Moderne intonatiesystemen

De precisie van de intonatie op de gitaar, zo zien we, is een direct gevolg van de gelijkmatigheid van de leverbare snaren. Je hebt een referentie nodig om imprecisie in de gitaar te kunnen ontmaskeren, of denkfoutjes binnen het intonatieconcept. Die gelijkmatigheid verbeterde niet direct met de komst van de nylonsnaar. Wie herinnert zich niet de fraai klinkende maar vaak tè valse Augustinesnaren.. Begin jaren zestig baseerde Ramirez op dat drijfzand een nieuw fretplaatsingssysteem. Werd geen blijvertje. Pas midden jaren tachtig werden bepaalde merken nylonsnaar constanter van diameter. En kijk, daar kwam John Gilbert met een slim systeem, waarin naast zadelcompensatie een nieuw


*John Gilbert (*1922)

fenomeen optrad: bovenzadelcompensatie (nut compensation). Bij hem had deze compensatie een constante waarde voor elke snaar. De compensatie op het (onder)zadel was gedifferentieerd: het zadel stond een beetje schuin, en de g-snaar lag een millimeter naar achteren ten opzichte van de rest. In de VS werd verder onderzoek verricht door vader en zoon Bartolini. Op die ‘United Shoulders’ stond weer gitaarbouwer (en wetenschapper) Greg Byers. Die


*Greg Byers

beredeneerde en realiseerde een intonatiesysteem met individuele waardes per snaar voor zowel nut- als zadelcompensatie. Een schoon systeem, elke snaar wordt íets anders neergelegd over één befretting, rekening houdend met de onvermijdelijke verschillen in stijfheid en elasticiteit. Ik ken niemand persoonlijk met zo’n gitaar, maar we horen er goede berichten over.

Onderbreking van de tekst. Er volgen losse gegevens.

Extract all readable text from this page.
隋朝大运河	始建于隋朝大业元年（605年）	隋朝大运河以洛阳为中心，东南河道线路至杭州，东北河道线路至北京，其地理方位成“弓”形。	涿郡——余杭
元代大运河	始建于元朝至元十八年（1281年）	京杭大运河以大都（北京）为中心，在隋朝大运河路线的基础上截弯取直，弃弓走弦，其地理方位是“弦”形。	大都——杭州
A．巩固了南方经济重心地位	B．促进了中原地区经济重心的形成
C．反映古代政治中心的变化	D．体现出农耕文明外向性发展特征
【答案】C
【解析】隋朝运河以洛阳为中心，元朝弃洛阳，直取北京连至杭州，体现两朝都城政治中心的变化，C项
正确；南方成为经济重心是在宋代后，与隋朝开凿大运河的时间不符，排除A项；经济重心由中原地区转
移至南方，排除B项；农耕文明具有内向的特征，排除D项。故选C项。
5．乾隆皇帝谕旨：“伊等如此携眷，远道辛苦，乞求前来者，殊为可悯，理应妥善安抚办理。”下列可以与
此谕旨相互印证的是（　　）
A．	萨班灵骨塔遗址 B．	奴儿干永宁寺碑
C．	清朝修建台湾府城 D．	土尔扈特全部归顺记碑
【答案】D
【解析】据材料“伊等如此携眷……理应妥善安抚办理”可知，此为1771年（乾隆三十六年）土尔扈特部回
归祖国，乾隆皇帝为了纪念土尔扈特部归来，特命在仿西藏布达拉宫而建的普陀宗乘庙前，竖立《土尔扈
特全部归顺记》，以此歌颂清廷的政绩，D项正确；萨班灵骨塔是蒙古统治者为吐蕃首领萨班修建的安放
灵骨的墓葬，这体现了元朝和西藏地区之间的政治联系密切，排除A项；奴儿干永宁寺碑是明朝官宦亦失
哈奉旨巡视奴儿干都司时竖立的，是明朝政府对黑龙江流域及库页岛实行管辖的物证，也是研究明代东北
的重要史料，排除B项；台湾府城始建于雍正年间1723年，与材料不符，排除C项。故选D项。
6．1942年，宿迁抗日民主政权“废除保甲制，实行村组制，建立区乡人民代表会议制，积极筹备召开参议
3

Dwaalwegen zijn er ook. Mijns insziens is dat het geval bij de systemen waarbij elke fret bestaat uit zes delen, die individueel verschuifbaar zijn gemaakt. Van Panormo en Lacote kennen we dergelijke zaken, en in onze tijd wordt het ook gedaan. In theorie is daarmee perfectie haalbaar, maar in de praktijk BLIJF je sleutelen. Of je eindigt in het gekkenhuis, of je hebt er snel schoon genoeg van.

Mobiele fretten anno nu
*Mobiele fretten anno nu, Chouard

Mobiele fretten anno 1852, Lacote
*Mobiele fretten anno 1852, Lacote

Er zijn mensen die de zaak relativeren met de opmerking ‘de gitaar is toch nooit echt zuiver’. Die halen mogelijk twee dingen door elkaar. Van het reeds genoemde ‘gelijkzwevende systeem’ met zijn identieke halve-toonsafstanden wordt wel gezegd dat ‘alle toonsafstanden nu even vals zijn’. En de gitaar is een gelijkzwevend instrument, dus de gitaar is vals. Maar de piano is ook een gelijkzwevend instrument. Neem een perfect gestemd exemplaar: alle octaven kloppen, accoorden geven een weldadige warmte. Maar bij een moderne gitaar zijn er nog steeds octaven en unisono’s (gelijke tonen op verschillende snaren) te vinden die niet precies kloppen. Terwijl de snaren tóch goed gestemd zijn. De gitaar haalt in de praktijk de criteria voor gelijkzwevendheid (nog) niet. De intonatievraag is opportuun.

Een praktijkgeval

Terug naar de oude gitaar. Stel, je hebt een exemplaar waarvan het intonatiecomplex (plaatsing van de fretten en kam) niet meer origineel is (reden kan zijn: een ooit slecht vervangen toets, waarbij de oorspronkelijke fretplaatsing is verdwenen, en vervanging of herlijming van de kam, waardoor de precieze plaatsing van het origineel verloren gaat). In dat geval is er niets meer te zeggen over de oorspronkelijke bedoelingen van de maker, en niets meer waar een bezorgde verdediger van de ‘originele toestand’ zich druk over kan maken. Stel dat die gitaar bovendien onzuiver is. Een mooi voorbeeld van een situatie waarbij alles op de schop moet. Wat dan te doen? Een ander exemplaar van dezelfde maker vinden, daarvan het fretberekeningssysteem doorgronden en dat kopiëren naar ons instrument?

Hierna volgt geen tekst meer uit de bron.